Stallcup, supra, 24 Ariz.St.L.J. at 695 n. 57 (quoting Brennan, supra 90 Harv.L.Rev. at 495). See also Charles G. Douglas, III, The Clash Over Constitutions; The Reassertion of State Authority, Judges J., Summer 1987, at 39.

The significance of this issue to Justice William J. Brennan, Jr. is shown by a 1990 interview where he analyzed: ”[T]he emphasis on the individual rights and their protection * * * has been the principal contribution to jurisprudence that the Court has made in my time, including things like supporting the extension of protections to state decisions that rely on state constitutions rather than on the federal Constitution.” David O. Stewart, A Life on the Court, 77 ABA J. 62 (February 1991).

. It is noteworthy in advancing legal thought that four of the most vocal supporters of state constitutional rights decision making are female justices of state supreme courts: Judith S. Kaye, Judge, New York Court of Appeals; Christine Durham, Justice Utah Supreme Court; Shirley Abrahamson, Justice, Wisconsin Supreme Court; and Yvonne Kauger, Justice, Oklahoma Supreme Court.
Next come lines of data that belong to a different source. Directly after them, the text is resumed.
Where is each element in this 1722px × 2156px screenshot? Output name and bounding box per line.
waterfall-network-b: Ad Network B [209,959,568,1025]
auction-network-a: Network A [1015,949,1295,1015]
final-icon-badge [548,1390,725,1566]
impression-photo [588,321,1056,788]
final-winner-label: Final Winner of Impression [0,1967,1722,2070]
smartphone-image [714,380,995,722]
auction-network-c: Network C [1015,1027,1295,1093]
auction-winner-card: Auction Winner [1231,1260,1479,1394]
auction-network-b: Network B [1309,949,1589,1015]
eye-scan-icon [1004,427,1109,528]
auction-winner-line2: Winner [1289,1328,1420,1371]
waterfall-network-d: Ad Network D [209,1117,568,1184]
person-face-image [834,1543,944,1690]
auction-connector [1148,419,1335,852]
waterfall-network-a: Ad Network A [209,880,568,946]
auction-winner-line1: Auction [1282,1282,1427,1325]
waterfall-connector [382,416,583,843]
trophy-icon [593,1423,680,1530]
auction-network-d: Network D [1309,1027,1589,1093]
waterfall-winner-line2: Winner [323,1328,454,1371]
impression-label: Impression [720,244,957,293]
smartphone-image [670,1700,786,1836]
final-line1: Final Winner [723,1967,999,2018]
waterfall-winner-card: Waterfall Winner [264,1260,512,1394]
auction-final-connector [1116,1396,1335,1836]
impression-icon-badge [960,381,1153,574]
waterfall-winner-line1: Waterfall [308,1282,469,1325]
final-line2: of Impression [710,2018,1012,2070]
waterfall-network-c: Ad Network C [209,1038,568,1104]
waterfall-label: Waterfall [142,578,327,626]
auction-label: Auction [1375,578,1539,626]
See Abrahamson, supra, 18 Hastings Const. L.Q. 723; Judith S. Kaye, A Midpoint Perspective On Directions In State Constitutional Law, 1 Emerging Issues In State Constitutional Law 17 (1988); and Christine M. Durham, Obligation or Power? The New Judicial Federalism and the Policy-Making Rule of State Supreme Courts, 2 Emerging Issues In State Constitutional Law 219 (1989); see also Linda B. Matarese, Other Voices: The Role of Justices Durham, Kaye, and Abrahamson in Shaping the “New Judicial Federalism", 2 Emerging Issues in State Constitutional Law 239 (1989).

. See Thomas Y. Davies, Denying a Right by Disregarding Doctrine: How Illinois v. Rodriguez Demeans Consent, Trivializes Fourth Amend-merit Reasonableness, and Exaggerates the Ex-cusability of Police Error, 59 Tenn.L.Rev. 1 (1991).

. It is most interesting to observe that the Michigan Supreme Court refused to follow the United States Supreme Court’s reconceptualization of Michigan’s sentencing laws. See why the Michigan Constitution required a different understanding of its cruel and unusual punishment standard in People v. Bullock, 440 Mich. 15, 485 N.W.2d 866 (1992).